I'm so close to splitting but am scared of regretting it, being alone, affecting the relationship with the kids and him/me, losing security. I feel responsible for him and married in sickness and health, if it is the anxiety which is the cause. I don't find him attractive most of the time due to his behaviour and things are almost always a chore. We rarely have sex and this causes a big problem for his self esteem and reinforces his negative thoughts but I can't sleep with him for the sake of that, it would be wrong. He is so focused on me I feel it borderlines on obsessed at times. Things can be good for a short time and I think what was I being so silly about, then something unreasonable happens and I kick myself. I'm stuck. Please give me your honest thoughts.
He sounds jealous, sexually aggressive and his behaviour is negative
What do you love about him?
You are not stuck. You can end it if you want to.
Get rid, that is not love, it's about control and power and his insane insecurities, perhaps projecting, who knows but that's ridiculous that he treats you like that.
Well firstly - I can promise you that if a woman posted she had found a sext pic of her DH on his phone that she'd not seen, he said it was for her but he never sent it, that he'd lost weight, seemed to be changing - 99% of responders would say don't be a fool - and lots of advice about what to look out for in a cheating partner - and a few about planning your exit! So I wouldn't feel too hurt that your DH was unconvinced.
It sounds to me as though this experience has triggered something for him, a real anxiety that he can't shake off. Hes responded and acted badly - and sounds v much like a mental health episode - which is why you felt you couldn't reassure him. It sounds such a shame because up until that point you say you were wanting to try and reignite things.
But now - you aren't sleeping with him and don't feel attracted to him and you're thinking of leaving him - so he has every reason to be anxious about your relationship - which sounds a little like gas lighting to me!
You know the solution is that he needs to back off, stop worrying, and that would help you to feel less under pressure and suffocated etc But its when people feel secure that they back off - not when they feel vulnerable- which is when they become controlling and clingy - it's completely the wrong tactic - but people can be crap like that!
You've got a lot of history between you and no - you can't expect butterflies and the flush of first romance - but things can be changed and they need to.

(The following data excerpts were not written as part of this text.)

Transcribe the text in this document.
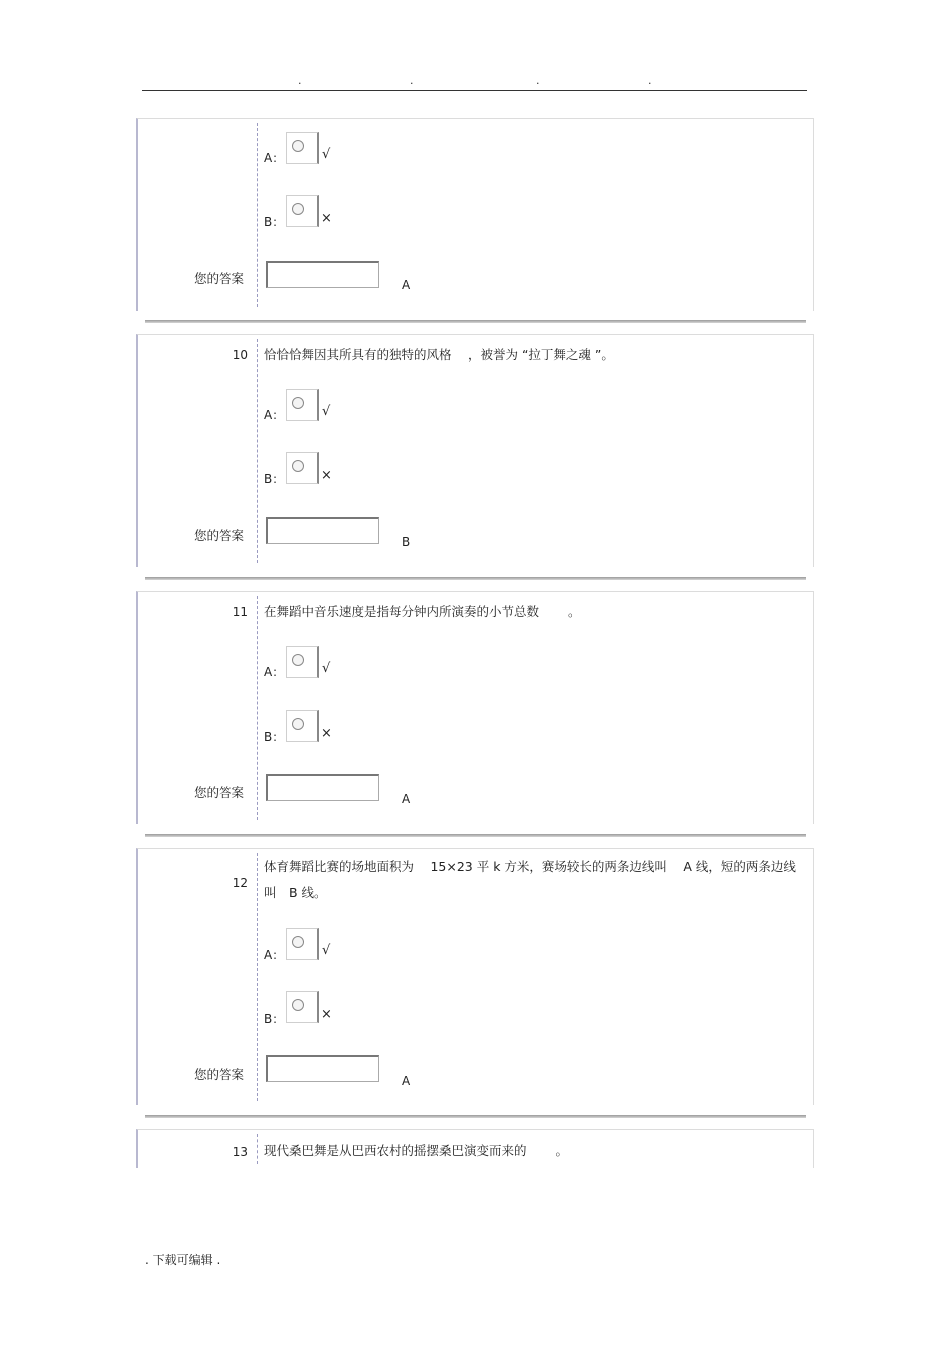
.	.	.	.
A：	√
B：	×
您的答案	A
10 恰恰恰舞因其所具有的独特的风格　 ，被誉为 “拉丁舞之魂 ”。
A：	√
B：	×
您的答案	B
11 在舞蹈中音乐速度是指每分钟内所演奏的小节总数　　 。
A：	√
B：	×
您的答案	A
12
体育舞蹈比赛的场地面积为　 15×23 平 k 方米，赛场较长的两条边线叫　 A 线，短的两条边线叫　B 线。
A：	√
B：	×
您的答案	A
13 现代桑巴舞是从巴西农村的摇摆桑巴演变而来的　　 。
. 下载可编辑 .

So - if you are unsure ...
He needs to get counselling, medication is not enough. You need to assure him that you aren't going to pull the plug if he can try to change - and he can change his behaviour with counselling. And then gradually you might feel different. Of course you can't be sure - but maybe it's worth a shot - the future for your whole family is at stake.
Alternatively- you don't need. to come here to get permission to end things - and his mental health issues sound troubling - and you'll get lots more reasons why you're better off without him. Whichever way- Good luck OP!